Levitt is tough, bluntly spoken, and was never going to pull his punches. Now it seems we have a clear sign that his approach to regulating the firms may be very different from our own homegrown efforts.
In an interview, Levitt has suggested that firms produce ‘fully documented’ audits of their own businesses; that the US government could take over a failing firm, as in an administration; that the world is in need of audit-only firms; and that he’s clearly concerned about the ‘aggressive’ return to consulting by those firms that did give it up originally.
If all those measures were to come to fruition, that might add up to a substantial, if not entirely radical, upheaval of the audit market in the States.
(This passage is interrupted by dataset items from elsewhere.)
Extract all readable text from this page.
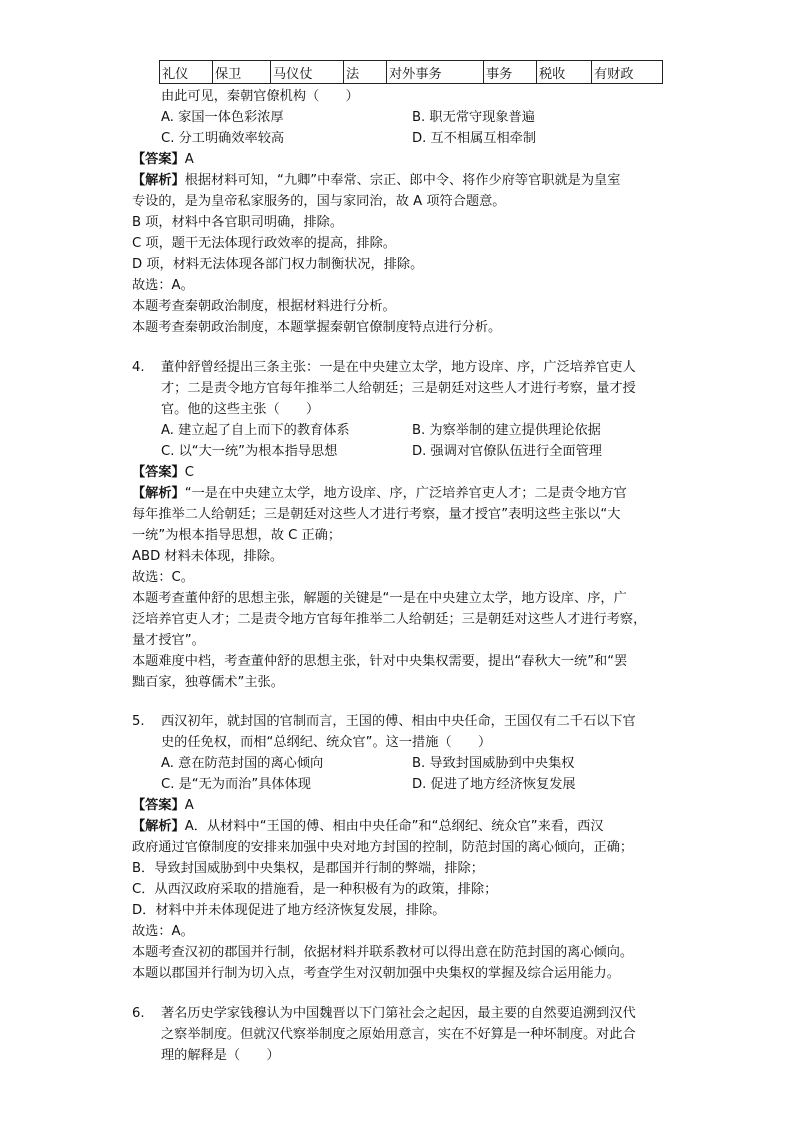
礼仪	保卫	马仪仗	法	对外事务	事务	税收	有财政
由此可见，秦朝官僚机构（　　）
A. 家国一体色彩浓厚	B. 职无常守现象普遍
C. 分工明确效率较高	D. 互不相属互相牵制
【答案】A
【解析】根据材料可知，“九卿”中奉常、宗正、郎中令、将作少府等官职就是为皇室
专设的，是为皇帝私家服务的，国与家同治，故 A 项符合题意。
B 项，材料中各官职司明确，排除。
C 项，题干无法体现行政效率的提高，排除。
D 项，材料无法体现各部门权力制衡状况，排除。
故选：A。
本题考查秦朝政治制度，根据材料进行分析。
本题考查秦朝政治制度，本题掌握秦朝官僚制度特点进行分析。
4. 董仲舒曾经提出三条主张：一是在中央建立太学，地方设庠、序，广泛培养官吏人
才；二是责令地方官每年推举二人给朝廷；三是朝廷对这些人才进行考察，量才授
官。他的这些主张（　　）
A. 建立起了自上而下的教育体系	B. 为察举制的建立提供理论依据
C. 以“大一统”为根本指导思想	D. 强调对官僚队伍进行全面管理
【答案】C
【解析】“一是在中央建立太学，地方设庠、序，广泛培养官吏人才；二是责令地方官
每年推举二人给朝廷；三是朝廷对这些人才进行考察，量才授官”表明这些主张以“大
一统”为根本指导思想，故 C 正确；
ABD 材料未体现，排除。
故选：C。
本题考查董仲舒的思想主张，解题的关键是“一是在中央建立太学，地方设庠、序，广
泛培养官吏人才；二是责令地方官每年推举二人给朝廷；三是朝廷对这些人才进行考察，
量才授官”。
本题难度中档，考查董仲舒的思想主张，针对中央集权需要，提出“春秋大一统”和“罢
黜百家，独尊儒术”主张。
5. 西汉初年，就封国的官制而言，王国的傅、相由中央任命，王国仅有二千石以下官
史的任免权，而相“总纲纪、统众官”。这一措施（　　）
A. 意在防范封国的离心倾向	B. 导致封国威胁到中央集权
C. 是“无为而治”具体体现	D. 促进了地方经济恢复发展
【答案】A
【解析】A．从材料中“王国的傅、相由中央任命”和“总纲纪、统众官”来看，西汉
政府通过官僚制度的安排来加强中央对地方封国的控制，防范封国的离心倾向，正确；
B．导致封国威胁到中央集权，是郡国并行制的弊端，排除；
C．从西汉政府采取的措施看，是一种积极有为的政策，排除；
D．材料中并未体现促进了地方经济恢复发展，排除。
故选：A。
本题考查汉初的郡国并行制，依据材料并联系教材可以得出意在防范封国的离心倾向。
本题以郡国并行制为切入点，考查学生对汉朝加强中央集权的掌握及综合运用能力。
6. 著名历史学家钱穆认为中国魏晋以下门第社会之起因，最主要的自然要追溯到汉代
之察举制度。但就汉代察举制度之原始用意言，实在不好算是一种坏制度。对此合
理的解释是（　　）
And what does that make for? It makes Levitt and politicians attached to the US Treasury the targets for some pretty ferocious lobbying. There is a draft report out under consultation, but Levitt’s recent mention of an audit-only firm is the first time he has floated that idea. It will no doubt have the firms concerned.
And the lobbying, brutal, sometimes no-holds-barred, will be intensified.
But, Levitt is not the sort of man to give way. And there is a mood abroad in the US, post-credit crunch, that the markets don’t necessarily know best and therefore tighter regulation is a good thing.
With a tough opposition and public sentiment running against unfettered markets, it’s going to be hard for US firms to persuade the Treasury to go easy.